The poet will also be the focus of a lecture by biographer Esther Schor on April 29.

On March 18, the focus will be less Lazarus’ life and more her afterlife. Three scholars and activists convened by the Jewish Women’s Archive will explore what the poet’s legacy was in the 20th century and what it is today.

But, like I said, what’s foremost on our minds these days is film, and there are few films generating more buzz these days than the forthcoming Hunger Games movie. To help get us into the apocalyptic spirit, on March 4, we’ll have a conversation with novelists Joshua Cohen and Ben Marcus on their most recent books, both of which depict distinctly Jewish dystopias.
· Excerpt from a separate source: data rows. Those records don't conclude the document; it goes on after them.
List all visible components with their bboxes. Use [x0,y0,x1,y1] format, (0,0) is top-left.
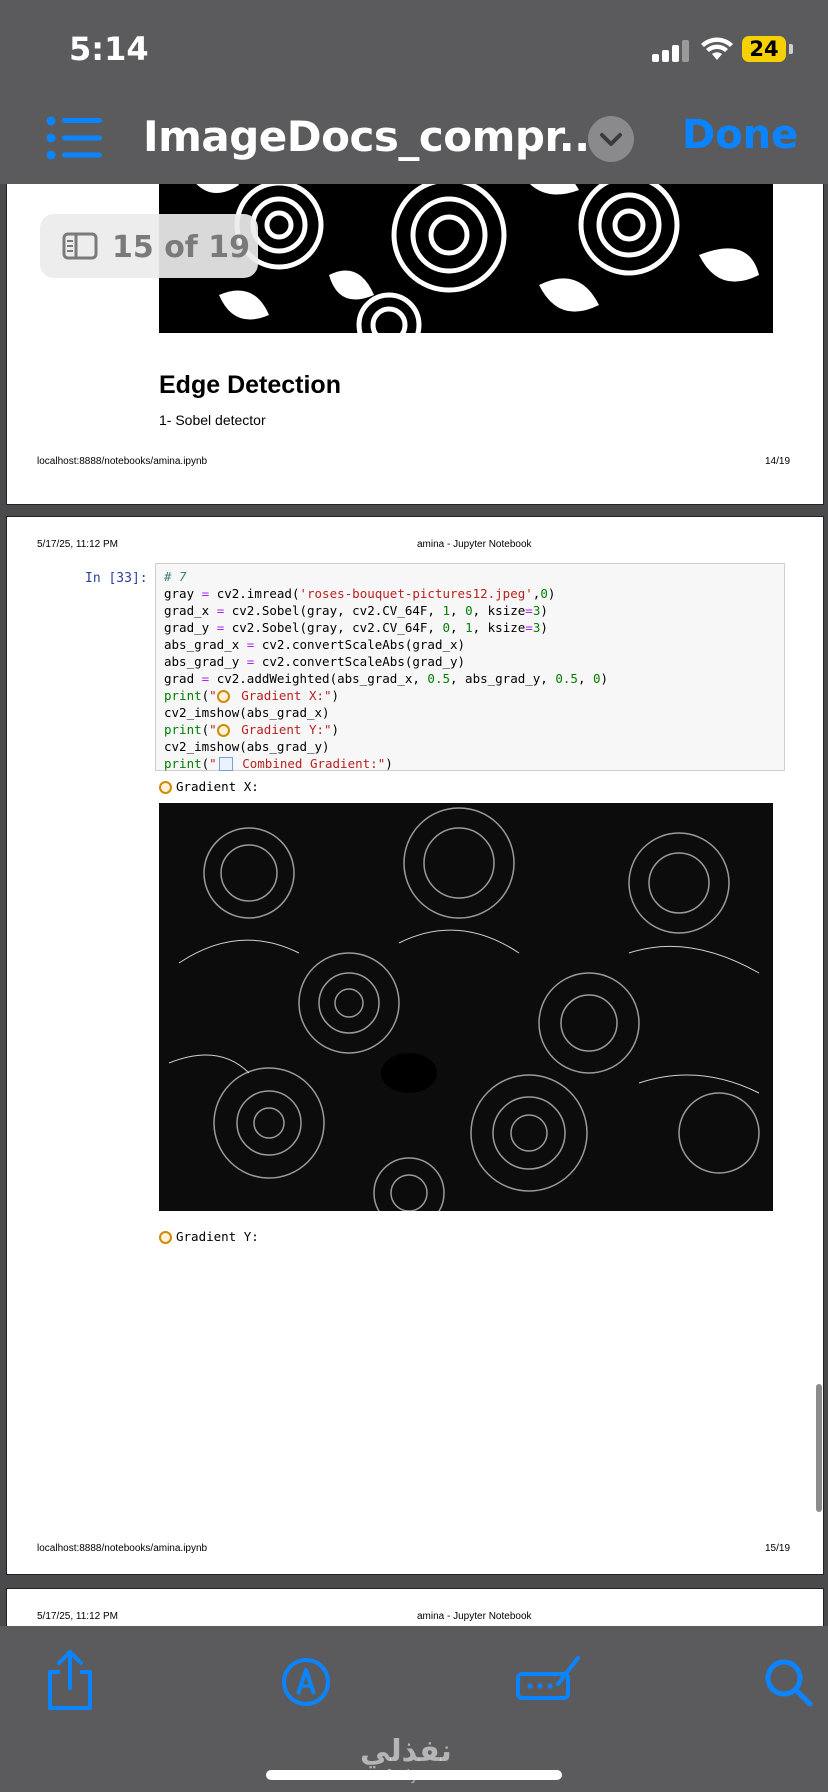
clock-icon [216,690,230,703]
wifi-icon [701,37,733,60]
clock-icon [159,781,172,794]
chevron-down-icon [600,133,622,146]
code-line: print(" Gradient X:") [164,688,340,703]
pdf-page-16: 5/17/25, 11:12 PM amina - Jupyter Notebo… [6,1588,824,1626]
page-footer-number: 14/19 [765,456,791,467]
output-label-gradient-x: Gradient X: [159,779,259,794]
watermark-logo: نفذلي [360,1734,452,1769]
page-footer-url: localhost:8888/notebooks/amina.ipynb [37,1543,208,1554]
code-line: abs_grad_y = cv2.convertScaleAbs(grad_y) [164,654,466,669]
page-indicator-text: 15 of 19 [112,230,251,265]
status-bar: 5:14 24 [0,0,828,100]
battery-icon: 24 [742,36,786,62]
code-line: grad = cv2.addWeighted(abs_grad_x, 0.5, … [164,671,609,686]
document-viewer[interactable]: Edge Detection 1- Sobel detector localho… [0,184,828,1626]
cellular-signal-icon [652,40,692,62]
page-header-title: amina - Jupyter Notebook [417,539,532,550]
section-subheading: 1- Sobel detector [159,412,266,428]
clock-icon [216,724,230,737]
bar-chart-icon [218,757,233,771]
markup-pen-icon [282,1658,330,1706]
gradient-x-image [159,803,773,1211]
code-line: abs_grad_x = cv2.convertScaleAbs(grad_x) [164,637,466,652]
code-line: gray = cv2.imread('roses-bouquet-picture… [164,586,556,601]
done-button[interactable]: Done [682,112,798,158]
code-line: grad_y = cv2.Sobel(gray, cv2.CV_64F, 0, … [164,620,548,635]
navigation-bar: ImageDocs_compr... Done [0,100,828,184]
page-footer-number: 15/19 [765,1543,791,1554]
sidebar-icon [62,232,98,260]
code-line: print(" Gradient Y:") [164,722,340,737]
page-header-title: amina - Jupyter Notebook [417,1611,532,1622]
code-line: # 7 [164,569,187,584]
page-header-date: 5/17/25, 11:12 PM [37,539,118,550]
signature-button[interactable] [514,1648,584,1712]
clock-icon [159,1231,172,1244]
page-footer-url: localhost:8888/notebooks/amina.ipynb [37,456,208,467]
search-icon [765,1659,813,1707]
document-title[interactable]: ImageDocs_compr... [143,112,606,161]
page-indicator-badge[interactable]: 15 of 19 [40,214,258,278]
signature-icon [516,1656,580,1700]
markup-button[interactable] [274,1648,338,1712]
code-line: cv2_imshow(abs_grad_x) [164,705,330,720]
output-label-gradient-y: Gradient Y: [159,1229,259,1244]
search-button[interactable] [758,1648,822,1712]
pdf-page-15: 5/17/25, 11:12 PM amina - Jupyter Notebo… [6,516,824,1575]
bottom-toolbar: نفذلي nafezly.com [0,1626,828,1792]
home-indicator[interactable] [266,1770,562,1780]
code-cell: # 7 gray = cv2.imread('roses-bouquet-pic… [155,563,785,771]
status-time: 5:14 [69,30,149,68]
share-icon [48,1650,92,1710]
section-heading: Edge Detection [159,371,341,399]
scrollbar-thumb[interactable] [816,1384,822,1512]
cell-prompt: In [33]: [85,571,148,586]
battery-tip [789,44,793,54]
page-header-date: 5/17/25, 11:12 PM [37,1611,118,1622]
code-line: grad_x = cv2.Sobel(gray, cv2.CV_64F, 1, … [164,603,548,618]
list-icon[interactable] [46,116,102,160]
code-line: print(" Combined Gradient:") [164,756,393,771]
title-menu-button[interactable] [588,116,634,162]
code-line: cv2_imshow(abs_grad_y) [164,739,330,754]
share-button[interactable] [38,1648,102,1712]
image: Still from Solomon and Gaenor, courtesy of Sony Pictures Classics.

Thursday, February 2, 2012

What We're Reading Now: In the Garden of Beasts


This month, the staff book club had a special guest, our director, Dr. David G. Marwell, who filled us in on some behind-the-scenes intrigues and bigger-than-life personas featured in Erik Larson’s new narrative non-fiction book, In The Garden of Beasts: Love, Terror, and an American Family in Hitler’s Berlin.

The book is about William E. Dodd, who in 1933 became America’s first ambassador to Hitler’s Germany. A mild-mannered professor from Chicago, Dodd brings along his wife, son, and flamboyant daughter, Martha. At first Martha is entranced by the parties and pomp, and the handsome young men of the Third Reich. But as evidence of Jewish persecution mounts, her father telegraphed his concerns to a largely indifferent State Department back home. Dodd watched with alarm as Jews were attacked, the press was censored, and drafts of frightening new laws began to circulate.

At our book club meeting, David helped draw an even fuller picture of the time period and of some of the men the Dodds encountered, including Ernst “Putzi” Hafstaengl, the subject of his doctoral dissertation. Hafstaengl, whom David met in the course of his research, was once a confidant of Hitler.

It was a fascinating conversation about a compelling subject, but even if you don’t have your own in-house expert, you can read along with us next month. We’ll be diving into a work of fiction, Mr. Rosenblum Dreams in English by Natasha Solomons.